Na breve experiência que tive no mundo do futebol (como presidente, por poucos meses, de um comité responsável por supervisionar as reformas adotadas após os escândalos de 2015) lidei com um caso exemplar da cultura profundamente misógina dominante no futebol. Uma dessas reformas estipulava que entre os representantes que as confederações elegem para o principal órgão da FIFA pelo menos um teria que ser mulher. Mais do que uma confederação aplicou esta regra criando o que chamavam de posição feminina e determinando que todas as candidatas mulheres eram candidatas a apenas essa posição. Consequência, transformaram o "pelo menos uma mulher" em não mais que uma mulher... Uma norma destinada a promover a representação das mulheres foi transformada numa norma limitando essa representação. O caso terminou num conflito entre o meu comité e uma confederação que se recusou a mudar essa regra e manteve a discriminação das mulheres. Vieram a ser condenados pelo Tribunal Arbitral do Desporto mas sem qualquer consequência prática e com a FIFA a os apoiar.
O futebol ainda é um clube de homens. Bastaria que as mulheres não fossem discriminadas no futebol para isso ter um impacto enorme nas culturas onde o futebol é objeto de paixão e as mulheres ainda são discriminadas. O futebol não necessita de ter agenda política nem de transformar regimes. Seria suficiente que fosse fiel aos princípios que as suas regras proclamam. Ler os estatutos da FIFA, o seu código de ética ou a sua política de direitos humanos recorda os mais belos textos constitucionais de direitos. O problema é a sua aplicação.

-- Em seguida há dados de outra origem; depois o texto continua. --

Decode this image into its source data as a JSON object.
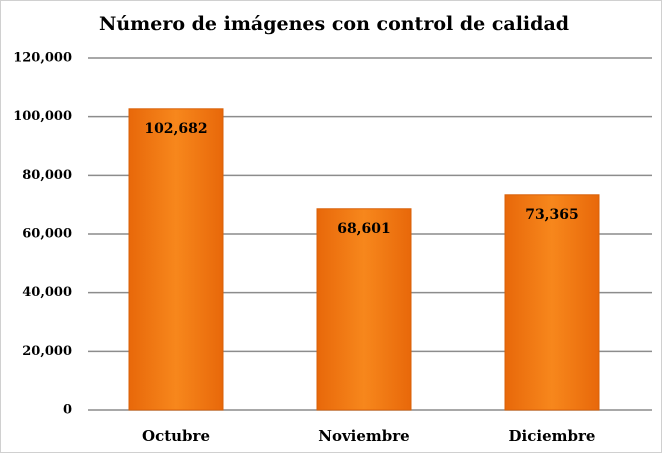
{
  "chart_data": {
    "type": "bar",
    "title": "Número de imágenes con control de calidad",
    "categories": [
      "Octubre",
      "Noviembre",
      "Diciembre"
    ],
    "values": [
      102682,
      68601,
      73365
    ],
    "value_labels": [
      "102,682",
      "68,601",
      "73,365"
    ],
    "color": "#f07810",
    "ylim": [
      0,
      120000
    ],
    "yticks": [
      0,
      {
        "value": 20000,
        "label": "20,000"
      },
      {
        "value": 40000,
        "label": "40,000"
      },
      {
        "value": 60000,
        "label": "60,000"
      },
      {
        "value": 80000,
        "label": "80,000"
      },
      {
        "value": 100000,
        "label": "100,000"
      },
      {
        "value": 120000,
        "label": "120,000"
      }
    ],
    "grid": true
  }
}
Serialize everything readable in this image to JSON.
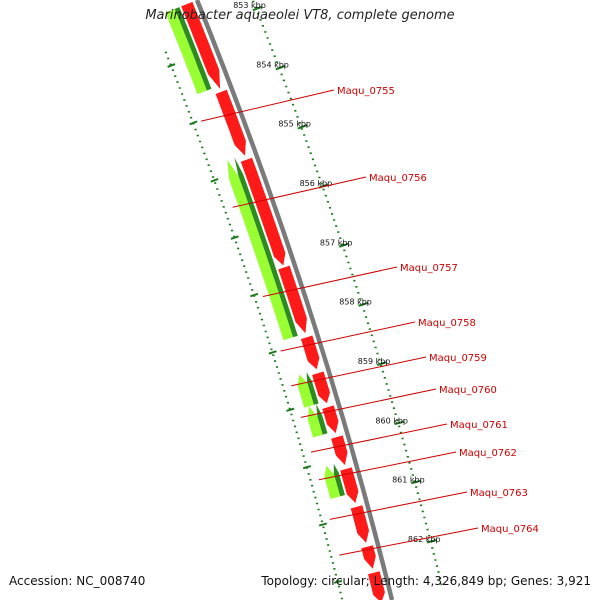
{
  "title": "Marinobacter aquaeolei VT8, complete genome",
  "footer": {
    "accession": "Accession: NC_008740",
    "summary": "Topology: circular; Length: 4,326,849 bp; Genes: 3,921"
  },
  "colors": {
    "reverse_gene": "#ff1a1a",
    "forward_gene_dark": "#2e8b22",
    "forward_gene_light": "#99ff33",
    "backbone": "#7a7a7a",
    "tick": "#1f7a1f",
    "label": "#cc0000"
  },
  "ticks": [
    "853 kbp",
    "854 kbp",
    "855 kbp",
    "856 kbp",
    "857 kbp",
    "858 kbp",
    "859 kbp",
    "860 kbp",
    "861 kbp",
    "862 kbp"
  ],
  "gene_labels": [
    "Maqu_0755",
    "Maqu_0756",
    "Maqu_0757",
    "Maqu_0758",
    "Maqu_0759",
    "Maqu_0760",
    "Maqu_0761",
    "Maqu_0762",
    "Maqu_0763",
    "Maqu_0764"
  ]
}
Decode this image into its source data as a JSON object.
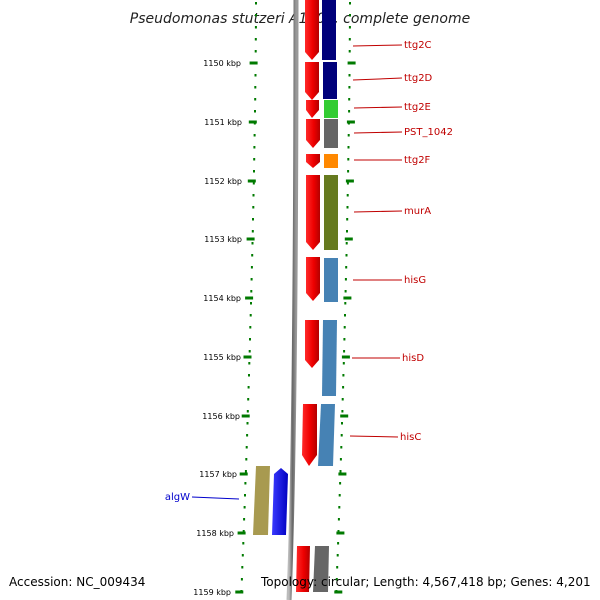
{
  "title": "Pseudomonas stutzeri A1501, complete genome",
  "footer": {
    "accession": "Accession: NC_009434",
    "summary": "Topology: circular; Length: 4,567,418 bp; Genes: 4,201"
  },
  "ticks": [
    "1150 kbp",
    "1151 kbp",
    "1152 kbp",
    "1153 kbp",
    "1154 kbp",
    "1155 kbp",
    "1156 kbp",
    "1157 kbp",
    "1158 kbp",
    "1159 kbp"
  ],
  "genes": [
    {
      "label": "ttg2C",
      "strand": "+",
      "cog_color": "#00007a"
    },
    {
      "label": "ttg2D",
      "strand": "+",
      "cog_color": "#00007a"
    },
    {
      "label": "ttg2E",
      "strand": "+",
      "cog_color": "#33cc33"
    },
    {
      "label": "PST_1042",
      "strand": "+",
      "cog_color": "#666666"
    },
    {
      "label": "ttg2F",
      "strand": "+",
      "cog_color": "#ff8800"
    },
    {
      "label": "murA",
      "strand": "+",
      "cog_color": "#667a1f"
    },
    {
      "label": "hisG",
      "strand": "+",
      "cog_color": "#4682b4"
    },
    {
      "label": "hisD",
      "strand": "+",
      "cog_color": "#4682b4"
    },
    {
      "label": "hisC",
      "strand": "+",
      "cog_color": "#4682b4"
    },
    {
      "label": "algW",
      "strand": "-",
      "cog_color": "#a89a50"
    }
  ],
  "colors": {
    "forward_gene": "#ff0000",
    "reverse_gene": "#0000ff",
    "tick": "#007a00",
    "backbone": "#777777",
    "forward_label": "#c00000",
    "reverse_label": "#0000cc"
  }
}
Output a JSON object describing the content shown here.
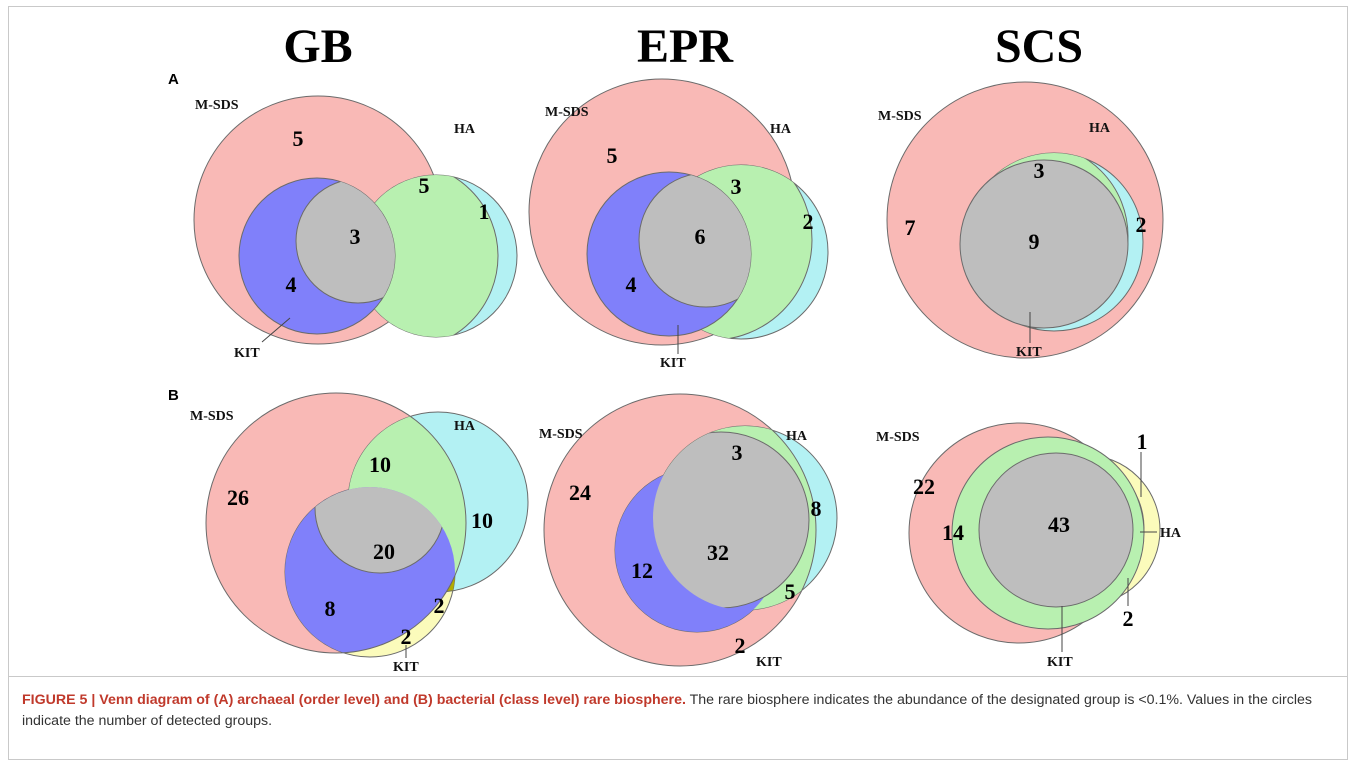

É a contaminação entre política e futebol que conduz a um uso instrumental da política pelo futebol e vice-versa. O futebol clama neutralidade política apenas quando as consequências da política lhe são desfavoráveis. Em vez disso, bastaria ao futebol ser fiel aos seus princípios para que o seu impacto político fosse positivo, não ao serviço de uma política, mas ao serviço dos valores humanos que dizem estar no coração do próprio desporto.
Uma mulher apitar um jogo de futebol entre homens não é política. Mas o impacto político que isso terá em várias sociedades é inegável. Pena que o futebol não dê mais vezes o exemplo. Pena que este bom exemplo seja ensombrado por tantos exemplos negativos. Como aquele que a FIFA deu ao proibir as mesmas mulheres árbitros de falarem sobre os direitos das mulheres... Por um lado, a FIFA promove uma imagem de igualdade ao colocar mulheres a arbitrar um jogo. Por outro, impõe a censura a essas mulheres quanto a falarem dos direitos de outras mulheres.